In tema di prevenzione degli infortuni sul lavoro, infatti, il committente, soggetto che normalmente concepisce, programma, progetta e finanzia un'opera, è titolare ex lege di una posizione di garanzia che integra ed interagisce con quella di altre figure di garanti legali (datori di lavoro, dirigenti, preposti etc.) e può designare un responsabile dei lavori, con un incarico formalmente rilasciato accompagnato dal conferimento di poteri decisori, gestionali e di spesa, consentendogli di essere esonerato dalle responsabilità, sia pure entro i limiti dell'incarico medesimo e fermo restando la sua piena responsabilità per la redazione del piano di sicurezza, del fascicolo di protezione dai rischi e per la vigilanza sul coordinatore in ordine allo svolgimento del suo incarico e sul controllo delle disposizioni contenute nel piano di sicurezza (Sez. 4, n. 37738 del 28/05/2013, Gandolla, Rv. 256635).
La difesa non tiene conto del richiamato obbligo del datore di lavoro di redigere e sottoporre ad aggiornamento il DVR previsto dall'art. 28 del d. lgs. n. 81 del 2008, all'interno del quale deve indicare in modo specifico i fattori di pericolo concretamente presenti all'Interno dell'azienda, in relazione alla singola lavorazione o all'ambiente di lavoro e le misure precauzionali ed i dispositivi adottati per tutelare la salute e la sicurezza dei lavoratori, altresì precisandosi che il conferimento a terzi della delega relativa alla redazione di suddetto documento non esonera il datore di lavoro dal l'obbligo di verificarne l'adeguatezza e l'efficacia, di informare i lavoratori dei rischi connessi alle lavorazioni in esecuzione e di fornire loro una formazione sufficiente ed adeguata (Sez. 4, n. 27295 del 02/1272016, dep. 2017, Furlan, Rv. 270355).
Per far ciò egli deve analizzare e individuare con il massimo grado di specificità, secondo la propria esperienza e la migliore evoluzione della scienza tecnica, tutti i fattori di pericolo concretamente presenti all'interno dell'azienda, avuto riguardo alla casistica concretamente verificabile in relazione alla singola lavorazione o all'ambiente di lavoro (Sez. 4, n. 20129 del 10/03/2016, Serafica, Rv. 267253; Sez.
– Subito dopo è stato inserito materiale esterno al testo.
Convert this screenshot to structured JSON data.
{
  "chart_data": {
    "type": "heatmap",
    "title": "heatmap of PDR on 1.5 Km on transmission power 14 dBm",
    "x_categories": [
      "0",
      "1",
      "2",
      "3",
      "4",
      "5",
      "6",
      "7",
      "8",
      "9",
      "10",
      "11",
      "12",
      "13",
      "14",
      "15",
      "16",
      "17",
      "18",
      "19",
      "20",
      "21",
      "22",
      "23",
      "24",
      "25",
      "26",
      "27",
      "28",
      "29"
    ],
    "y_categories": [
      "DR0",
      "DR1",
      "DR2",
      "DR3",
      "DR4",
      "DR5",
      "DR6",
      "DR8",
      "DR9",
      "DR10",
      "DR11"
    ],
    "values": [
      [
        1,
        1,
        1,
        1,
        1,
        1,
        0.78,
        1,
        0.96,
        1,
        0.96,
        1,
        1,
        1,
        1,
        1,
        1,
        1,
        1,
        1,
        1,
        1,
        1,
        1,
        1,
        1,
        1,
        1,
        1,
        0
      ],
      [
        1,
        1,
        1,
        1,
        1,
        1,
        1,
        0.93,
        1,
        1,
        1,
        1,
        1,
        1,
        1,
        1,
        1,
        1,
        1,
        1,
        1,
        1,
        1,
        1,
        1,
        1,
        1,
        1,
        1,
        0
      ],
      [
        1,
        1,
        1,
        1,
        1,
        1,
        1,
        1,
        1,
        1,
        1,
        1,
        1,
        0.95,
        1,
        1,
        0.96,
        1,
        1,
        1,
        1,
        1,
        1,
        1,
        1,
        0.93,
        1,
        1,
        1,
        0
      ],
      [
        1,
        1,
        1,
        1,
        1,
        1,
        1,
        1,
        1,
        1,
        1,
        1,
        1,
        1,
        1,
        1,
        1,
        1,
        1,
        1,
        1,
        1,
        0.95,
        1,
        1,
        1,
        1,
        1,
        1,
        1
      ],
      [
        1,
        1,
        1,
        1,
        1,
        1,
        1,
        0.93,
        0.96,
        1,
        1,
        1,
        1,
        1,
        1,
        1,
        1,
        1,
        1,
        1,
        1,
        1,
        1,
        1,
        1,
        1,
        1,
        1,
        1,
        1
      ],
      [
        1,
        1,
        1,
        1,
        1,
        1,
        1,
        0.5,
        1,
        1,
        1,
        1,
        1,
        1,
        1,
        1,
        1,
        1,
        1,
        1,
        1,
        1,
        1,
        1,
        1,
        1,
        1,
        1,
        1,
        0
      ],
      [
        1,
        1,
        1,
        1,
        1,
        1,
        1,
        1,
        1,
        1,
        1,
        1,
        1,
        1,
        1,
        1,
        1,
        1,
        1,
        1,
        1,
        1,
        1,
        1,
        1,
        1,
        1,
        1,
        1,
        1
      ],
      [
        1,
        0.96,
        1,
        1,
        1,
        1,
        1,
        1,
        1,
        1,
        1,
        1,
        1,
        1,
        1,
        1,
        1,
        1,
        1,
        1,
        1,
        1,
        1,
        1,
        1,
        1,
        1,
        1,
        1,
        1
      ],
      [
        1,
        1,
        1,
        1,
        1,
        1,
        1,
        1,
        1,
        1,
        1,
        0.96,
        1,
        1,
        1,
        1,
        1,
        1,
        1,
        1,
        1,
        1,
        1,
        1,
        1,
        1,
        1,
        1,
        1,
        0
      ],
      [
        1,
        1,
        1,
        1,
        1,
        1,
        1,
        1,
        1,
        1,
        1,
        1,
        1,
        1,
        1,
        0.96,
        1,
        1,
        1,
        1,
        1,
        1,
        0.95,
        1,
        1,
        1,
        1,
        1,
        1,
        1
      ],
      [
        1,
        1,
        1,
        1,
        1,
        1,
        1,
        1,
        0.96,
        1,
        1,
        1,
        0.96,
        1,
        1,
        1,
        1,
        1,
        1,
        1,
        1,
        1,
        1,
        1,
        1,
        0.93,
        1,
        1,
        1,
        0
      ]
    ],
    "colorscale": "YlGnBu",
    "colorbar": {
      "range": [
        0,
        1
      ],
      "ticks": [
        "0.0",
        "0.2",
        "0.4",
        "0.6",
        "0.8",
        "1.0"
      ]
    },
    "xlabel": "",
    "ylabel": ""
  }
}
U, n. 38343 del 24/0472014, Espenhahn, Rv. 261109).
6. Per le ragioni che precedono, il ricorso va rigettato.
Al rigetto del ricorso consegue la condanna del ricorrente al pagamento delle spese processuali (art. 616 cod. proc. pen.).
 

 

P.Q.M.

 


Rigetta il ricorso e condanna il ricorrente al pagamento delle spese processuali. Così deciso in Roma il 10 aprile 2019.